İnsanlar yasaya uygun davranmalıdır:

“Halk yasayı kentin surlarını savunur gibi mücadele ederek korumalıdır.”

Evren anlayışı

Ona göre tüm evren ateşten var olmuştur ve bir süre sonra yine ateşe dönecektir. Evrenin var oluşu ve yok oluşu olayı periyodik olarak sonsuz kere yinelenecektir. Evren, belirli dönemlerde var olan ve yine belirli bir dönemde yok olan bir olgudur.

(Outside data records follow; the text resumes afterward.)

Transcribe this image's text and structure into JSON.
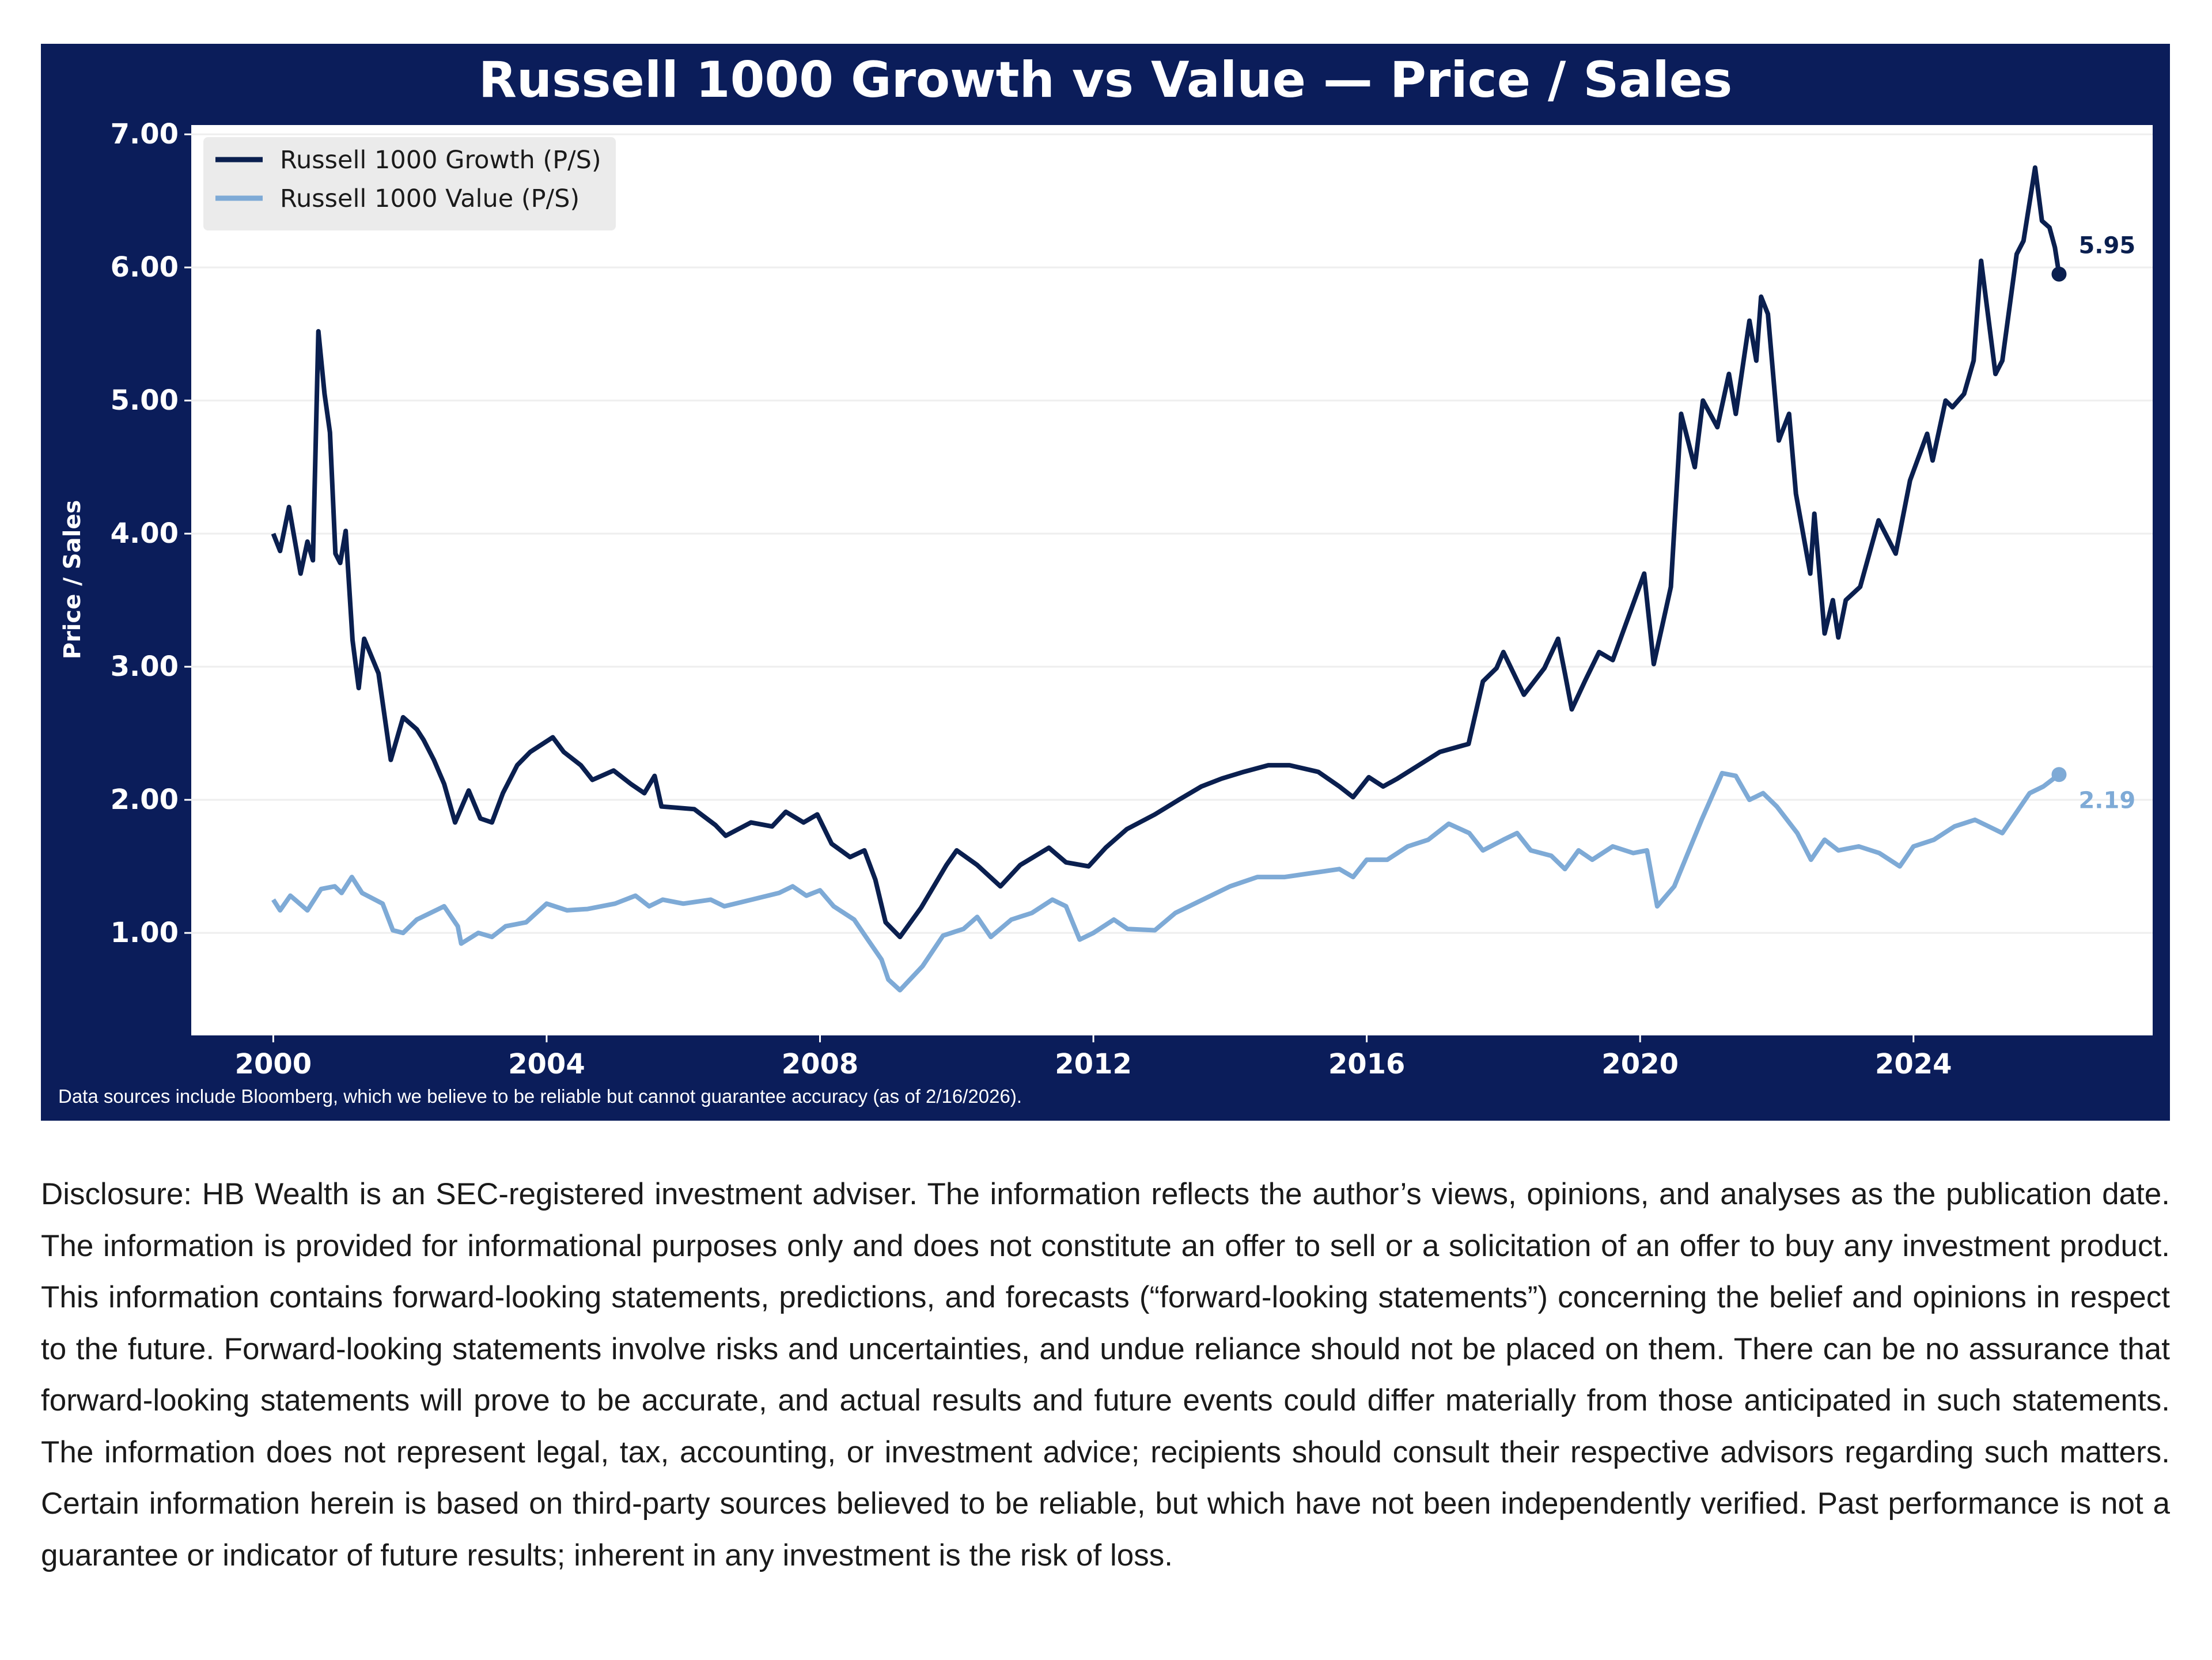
{
  "chart_data": {
    "type": "line",
    "title": "Russell 1000 Growth vs Value — Price / Sales",
    "ylabel": "Price / Sales",
    "xlabel": "",
    "footnote": "Data sources include Bloomberg, which we believe to be reliable but cannot guarantee accuracy (as of 2/16/2026).",
    "xlim": [
      1998.8,
      2027.5
    ],
    "ylim": [
      0.23,
      7.07
    ],
    "x_ticks": [
      2000,
      2004,
      2008,
      2012,
      2016,
      2020,
      2024
    ],
    "x_tick_labels": [
      "2000",
      "2004",
      "2008",
      "2012",
      "2016",
      "2020",
      "2024"
    ],
    "y_ticks": [
      1,
      2,
      3,
      4,
      5,
      6,
      7
    ],
    "y_tick_labels": [
      "1.00",
      "2.00",
      "3.00",
      "4.00",
      "5.00",
      "6.00",
      "7.00"
    ],
    "grid": "horizontal",
    "legend_position": "top-left",
    "colors": {
      "frame": "#0b1d5a",
      "growth": "#0a1f4f",
      "value": "#7eaad6",
      "legend_bg": "#ebebeb",
      "grid": "#eeeeee"
    },
    "series": [
      {
        "name": "Russell 1000 Growth (P/S)",
        "end_label": "5.95",
        "points": [
          [
            2000.0,
            4.0
          ],
          [
            2000.1,
            3.87
          ],
          [
            2000.23,
            4.2
          ],
          [
            2000.4,
            3.7
          ],
          [
            2000.5,
            3.94
          ],
          [
            2000.58,
            3.8
          ],
          [
            2000.66,
            5.52
          ],
          [
            2000.75,
            5.05
          ],
          [
            2000.83,
            4.76
          ],
          [
            2000.91,
            3.85
          ],
          [
            2000.98,
            3.78
          ],
          [
            2001.06,
            4.02
          ],
          [
            2001.16,
            3.2
          ],
          [
            2001.25,
            2.84
          ],
          [
            2001.33,
            3.21
          ],
          [
            2001.54,
            2.95
          ],
          [
            2001.72,
            2.3
          ],
          [
            2001.9,
            2.62
          ],
          [
            2002.1,
            2.53
          ],
          [
            2002.2,
            2.45
          ],
          [
            2002.35,
            2.3
          ],
          [
            2002.5,
            2.12
          ],
          [
            2002.66,
            1.83
          ],
          [
            2002.86,
            2.07
          ],
          [
            2003.03,
            1.86
          ],
          [
            2003.2,
            1.83
          ],
          [
            2003.36,
            2.05
          ],
          [
            2003.57,
            2.26
          ],
          [
            2003.76,
            2.36
          ],
          [
            2004.09,
            2.47
          ],
          [
            2004.25,
            2.36
          ],
          [
            2004.5,
            2.26
          ],
          [
            2004.67,
            2.15
          ],
          [
            2004.98,
            2.22
          ],
          [
            2005.23,
            2.12
          ],
          [
            2005.43,
            2.05
          ],
          [
            2005.58,
            2.18
          ],
          [
            2005.68,
            1.95
          ],
          [
            2006.16,
            1.93
          ],
          [
            2006.47,
            1.81
          ],
          [
            2006.62,
            1.73
          ],
          [
            2006.99,
            1.83
          ],
          [
            2007.3,
            1.8
          ],
          [
            2007.5,
            1.91
          ],
          [
            2007.76,
            1.83
          ],
          [
            2007.96,
            1.89
          ],
          [
            2008.17,
            1.67
          ],
          [
            2008.44,
            1.57
          ],
          [
            2008.65,
            1.62
          ],
          [
            2008.81,
            1.4
          ],
          [
            2008.96,
            1.08
          ],
          [
            2009.17,
            0.97
          ],
          [
            2009.48,
            1.19
          ],
          [
            2009.85,
            1.51
          ],
          [
            2010.0,
            1.62
          ],
          [
            2010.3,
            1.51
          ],
          [
            2010.64,
            1.35
          ],
          [
            2010.93,
            1.51
          ],
          [
            2011.35,
            1.64
          ],
          [
            2011.6,
            1.53
          ],
          [
            2011.93,
            1.5
          ],
          [
            2012.18,
            1.64
          ],
          [
            2012.49,
            1.78
          ],
          [
            2012.9,
            1.89
          ],
          [
            2013.25,
            2.0
          ],
          [
            2013.58,
            2.1
          ],
          [
            2013.88,
            2.16
          ],
          [
            2014.2,
            2.21
          ],
          [
            2014.56,
            2.26
          ],
          [
            2014.87,
            2.26
          ],
          [
            2015.29,
            2.21
          ],
          [
            2015.6,
            2.1
          ],
          [
            2015.8,
            2.02
          ],
          [
            2016.03,
            2.17
          ],
          [
            2016.24,
            2.1
          ],
          [
            2016.45,
            2.16
          ],
          [
            2016.76,
            2.26
          ],
          [
            2017.07,
            2.36
          ],
          [
            2017.49,
            2.42
          ],
          [
            2017.7,
            2.89
          ],
          [
            2017.9,
            2.99
          ],
          [
            2018.0,
            3.11
          ],
          [
            2018.3,
            2.79
          ],
          [
            2018.6,
            2.99
          ],
          [
            2018.8,
            3.21
          ],
          [
            2018.9,
            2.95
          ],
          [
            2019.0,
            2.68
          ],
          [
            2019.2,
            2.9
          ],
          [
            2019.4,
            3.11
          ],
          [
            2019.6,
            3.05
          ],
          [
            2020.06,
            3.7
          ],
          [
            2020.2,
            3.02
          ],
          [
            2020.45,
            3.6
          ],
          [
            2020.6,
            4.9
          ],
          [
            2020.8,
            4.5
          ],
          [
            2020.92,
            5.0
          ],
          [
            2021.13,
            4.8
          ],
          [
            2021.3,
            5.2
          ],
          [
            2021.4,
            4.9
          ],
          [
            2021.6,
            5.6
          ],
          [
            2021.7,
            5.3
          ],
          [
            2021.77,
            5.78
          ],
          [
            2021.87,
            5.65
          ],
          [
            2022.03,
            4.7
          ],
          [
            2022.18,
            4.9
          ],
          [
            2022.28,
            4.3
          ],
          [
            2022.49,
            3.7
          ],
          [
            2022.55,
            4.15
          ],
          [
            2022.7,
            3.25
          ],
          [
            2022.82,
            3.5
          ],
          [
            2022.9,
            3.22
          ],
          [
            2023.01,
            3.5
          ],
          [
            2023.22,
            3.6
          ],
          [
            2023.49,
            4.1
          ],
          [
            2023.74,
            3.85
          ],
          [
            2023.95,
            4.4
          ],
          [
            2024.2,
            4.75
          ],
          [
            2024.28,
            4.55
          ],
          [
            2024.47,
            5.0
          ],
          [
            2024.57,
            4.95
          ],
          [
            2024.74,
            5.05
          ],
          [
            2024.88,
            5.3
          ],
          [
            2024.99,
            6.05
          ],
          [
            2025.2,
            5.2
          ],
          [
            2025.3,
            5.3
          ],
          [
            2025.51,
            6.1
          ],
          [
            2025.61,
            6.2
          ],
          [
            2025.78,
            6.75
          ],
          [
            2025.88,
            6.35
          ],
          [
            2025.99,
            6.3
          ],
          [
            2026.07,
            6.15
          ],
          [
            2026.13,
            5.95
          ]
        ]
      },
      {
        "name": "Russell 1000 Value (P/S)",
        "end_label": "2.19",
        "points": [
          [
            2000.0,
            1.25
          ],
          [
            2000.1,
            1.17
          ],
          [
            2000.25,
            1.28
          ],
          [
            2000.5,
            1.17
          ],
          [
            2000.7,
            1.33
          ],
          [
            2000.9,
            1.35
          ],
          [
            2001.0,
            1.3
          ],
          [
            2001.15,
            1.42
          ],
          [
            2001.3,
            1.3
          ],
          [
            2001.6,
            1.22
          ],
          [
            2001.75,
            1.02
          ],
          [
            2001.9,
            1.0
          ],
          [
            2002.1,
            1.1
          ],
          [
            2002.3,
            1.15
          ],
          [
            2002.5,
            1.2
          ],
          [
            2002.7,
            1.05
          ],
          [
            2002.75,
            0.92
          ],
          [
            2003.0,
            1.0
          ],
          [
            2003.2,
            0.97
          ],
          [
            2003.4,
            1.05
          ],
          [
            2003.7,
            1.08
          ],
          [
            2004.0,
            1.22
          ],
          [
            2004.3,
            1.17
          ],
          [
            2004.6,
            1.18
          ],
          [
            2005.0,
            1.22
          ],
          [
            2005.3,
            1.28
          ],
          [
            2005.5,
            1.2
          ],
          [
            2005.7,
            1.25
          ],
          [
            2006.0,
            1.22
          ],
          [
            2006.4,
            1.25
          ],
          [
            2006.6,
            1.2
          ],
          [
            2007.0,
            1.25
          ],
          [
            2007.4,
            1.3
          ],
          [
            2007.6,
            1.35
          ],
          [
            2007.8,
            1.28
          ],
          [
            2008.0,
            1.32
          ],
          [
            2008.2,
            1.2
          ],
          [
            2008.5,
            1.1
          ],
          [
            2008.7,
            0.95
          ],
          [
            2008.9,
            0.8
          ],
          [
            2009.0,
            0.65
          ],
          [
            2009.17,
            0.57
          ],
          [
            2009.5,
            0.75
          ],
          [
            2009.8,
            0.98
          ],
          [
            2010.1,
            1.03
          ],
          [
            2010.3,
            1.12
          ],
          [
            2010.5,
            0.97
          ],
          [
            2010.8,
            1.1
          ],
          [
            2011.1,
            1.15
          ],
          [
            2011.4,
            1.25
          ],
          [
            2011.6,
            1.2
          ],
          [
            2011.8,
            0.95
          ],
          [
            2012.0,
            1.0
          ],
          [
            2012.3,
            1.1
          ],
          [
            2012.5,
            1.03
          ],
          [
            2012.9,
            1.02
          ],
          [
            2013.2,
            1.15
          ],
          [
            2013.6,
            1.25
          ],
          [
            2014.0,
            1.35
          ],
          [
            2014.4,
            1.42
          ],
          [
            2014.8,
            1.42
          ],
          [
            2015.2,
            1.45
          ],
          [
            2015.6,
            1.48
          ],
          [
            2015.8,
            1.42
          ],
          [
            2016.0,
            1.55
          ],
          [
            2016.3,
            1.55
          ],
          [
            2016.6,
            1.65
          ],
          [
            2016.9,
            1.7
          ],
          [
            2017.2,
            1.82
          ],
          [
            2017.5,
            1.75
          ],
          [
            2017.7,
            1.62
          ],
          [
            2018.0,
            1.7
          ],
          [
            2018.2,
            1.75
          ],
          [
            2018.4,
            1.62
          ],
          [
            2018.7,
            1.58
          ],
          [
            2018.9,
            1.48
          ],
          [
            2019.1,
            1.62
          ],
          [
            2019.3,
            1.55
          ],
          [
            2019.6,
            1.65
          ],
          [
            2019.9,
            1.6
          ],
          [
            2020.1,
            1.62
          ],
          [
            2020.25,
            1.2
          ],
          [
            2020.5,
            1.35
          ],
          [
            2020.7,
            1.6
          ],
          [
            2020.9,
            1.85
          ],
          [
            2021.2,
            2.2
          ],
          [
            2021.4,
            2.18
          ],
          [
            2021.6,
            2.0
          ],
          [
            2021.8,
            2.05
          ],
          [
            2022.0,
            1.95
          ],
          [
            2022.3,
            1.75
          ],
          [
            2022.5,
            1.55
          ],
          [
            2022.7,
            1.7
          ],
          [
            2022.9,
            1.62
          ],
          [
            2023.2,
            1.65
          ],
          [
            2023.5,
            1.6
          ],
          [
            2023.8,
            1.5
          ],
          [
            2024.0,
            1.65
          ],
          [
            2024.3,
            1.7
          ],
          [
            2024.6,
            1.8
          ],
          [
            2024.9,
            1.85
          ],
          [
            2025.1,
            1.8
          ],
          [
            2025.3,
            1.75
          ],
          [
            2025.5,
            1.9
          ],
          [
            2025.7,
            2.05
          ],
          [
            2025.9,
            2.1
          ],
          [
            2026.13,
            2.19
          ]
        ]
      }
    ]
  },
  "disclosure": "Disclosure: HB Wealth is an SEC-registered investment adviser. The information reflects the author’s views, opinions, and analyses as the publication date. The information is provided for informational purposes only and does not constitute an offer to sell or a solicitation of an offer to buy any investment product. This information contains forward-looking statements, predictions, and forecasts (“forward-looking statements”) concerning the belief and opinions in respect to the future. Forward-looking statements involve risks and uncertainties, and undue reliance should not be placed on them. There can be no assurance that forward-looking statements will prove to be accurate, and actual results and future events could differ materially from those anticipated in such statements. The information does not represent legal, tax, accounting, or investment advice; recipients should consult their respective advisors regarding such matters. Certain information herein is based on third-party sources believed to be reliable, but which have not been independently verified. Past performance is not a guarantee or indicator of future results; inherent in any investment is the risk of loss."
}
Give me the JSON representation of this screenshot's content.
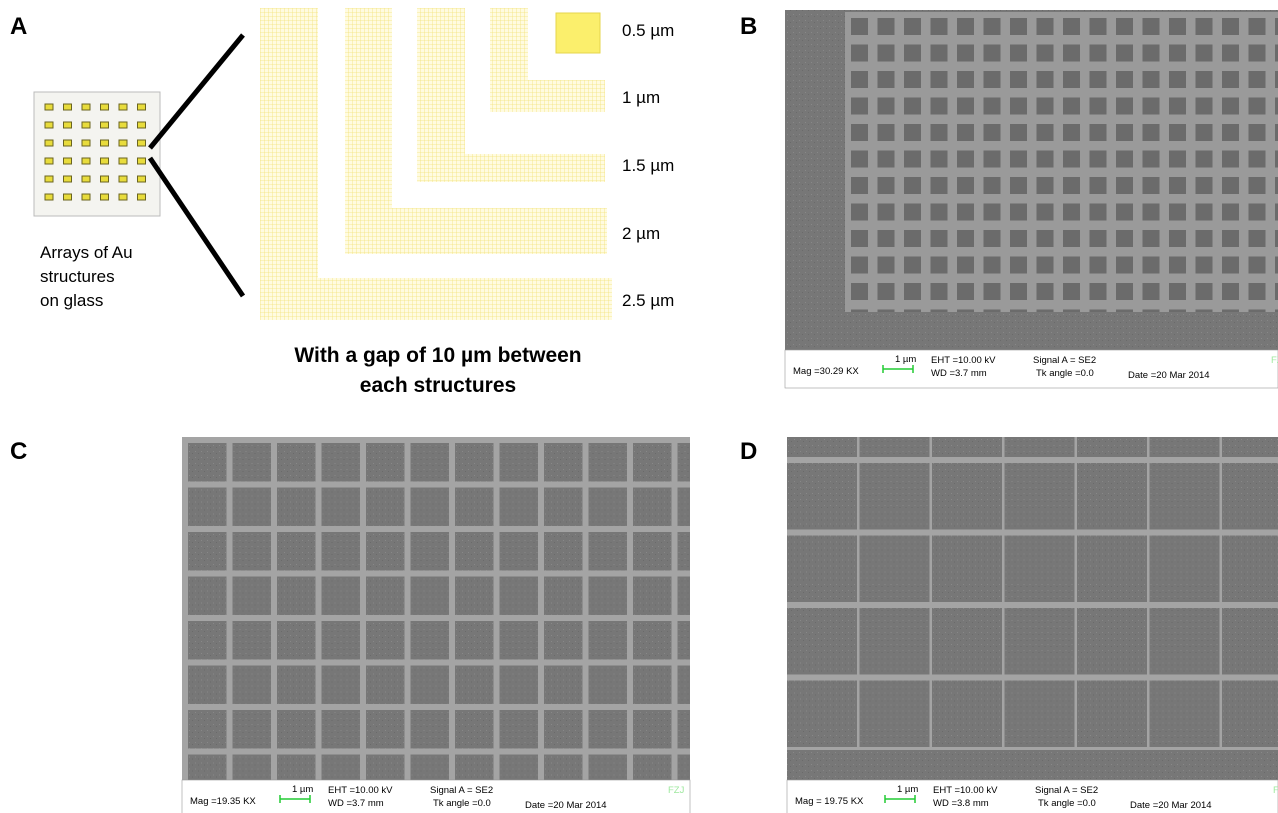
{
  "panels": {
    "a": {
      "label": "A",
      "array_caption": [
        "Arrays of Au",
        "structures",
        "on glass"
      ],
      "sizes": [
        "0.5 µm",
        "1 µm",
        "1.5 µm",
        "2 µm",
        "2.5 µm"
      ],
      "caption": [
        "With a gap of 10 µm between",
        "each structures"
      ]
    },
    "b": {
      "label": "B",
      "info": {
        "mag": "Mag =30.29 KX",
        "scale": "1 µm",
        "eht": "EHT =10.00 kV",
        "wd": "WD =3.7 mm",
        "signal": "Signal A = SE2",
        "tilt": "Tk angle =0.0",
        "date": "Date =20 Mar 2014",
        "logo": "FZJ"
      }
    },
    "c": {
      "label": "C",
      "info": {
        "mag": "Mag =19.35 KX",
        "scale": "1 µm",
        "eht": "EHT =10.00 kV",
        "wd": "WD =3.7 mm",
        "signal": "Signal A = SE2",
        "tilt": "Tk angle =0.0",
        "date": "Date =20 Mar 2014",
        "logo": "FZJ"
      }
    },
    "d": {
      "label": "D",
      "info": {
        "mag": "Mag = 19.75 KX",
        "scale": "1 µm",
        "eht": "EHT =10.00 kV",
        "wd": "WD =3.8 mm",
        "signal": "Signal A = SE2",
        "tilt": "Tk angle =0.0",
        "date": "Date =20 Mar 2014",
        "logo": "FZJ"
      }
    }
  }
}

Herakleitos’ta yeni olan taraf; evrenin birdenbire bir oluş ve yok oluş olgusu olarak görülmesidir. Milet okuluna göre evren özü somut olan bir şeyden; sudan ya da havadan yapılmıştır, her şeyin özünde bu maddeler bulunur. Heraklit ise ateşi ana madde yapmakla, varlıkların özde bir madde değil, bir olgu olduğuna dikkat çekmiştir.

Önemi ve etkileri

Herakleitos’un kendisinden sonra gelenler üzerinde çok büyük etkisi olmuştur. Her şeyin aktığı öğretisi ve göreceliği sofistlerin şüpheciliğinin en büyük dayanaklarından olmuştur. Sokrates gençliğinde Kratylos’un öğrencisi olduğunu ve ondan oluş dünyasının sürekli akış içinde olduğu görüşleri aldığını belirtmektedir. Platon “Kratylos”‘un sonunda ona göre hiçbir şeyin sağlıklı olmadığını ve her şeyin bir gidiş ve akış olduğunu belirtir.(440c) Stoacılar Herakleitos’un felsefesini izlerler.
Özellikle yeniçağda Goethe, Hölderlin, Hegel ve Nietzsche Herakleitos’u örnek almıştır. Hegel Herakleitos’un eserini almadığı hiçbir düşüncesinin olmadığını söyler. Nietzsche dünyanın her zaman doğruya yani Herakleitos’a muhtaç olduğunu söyler.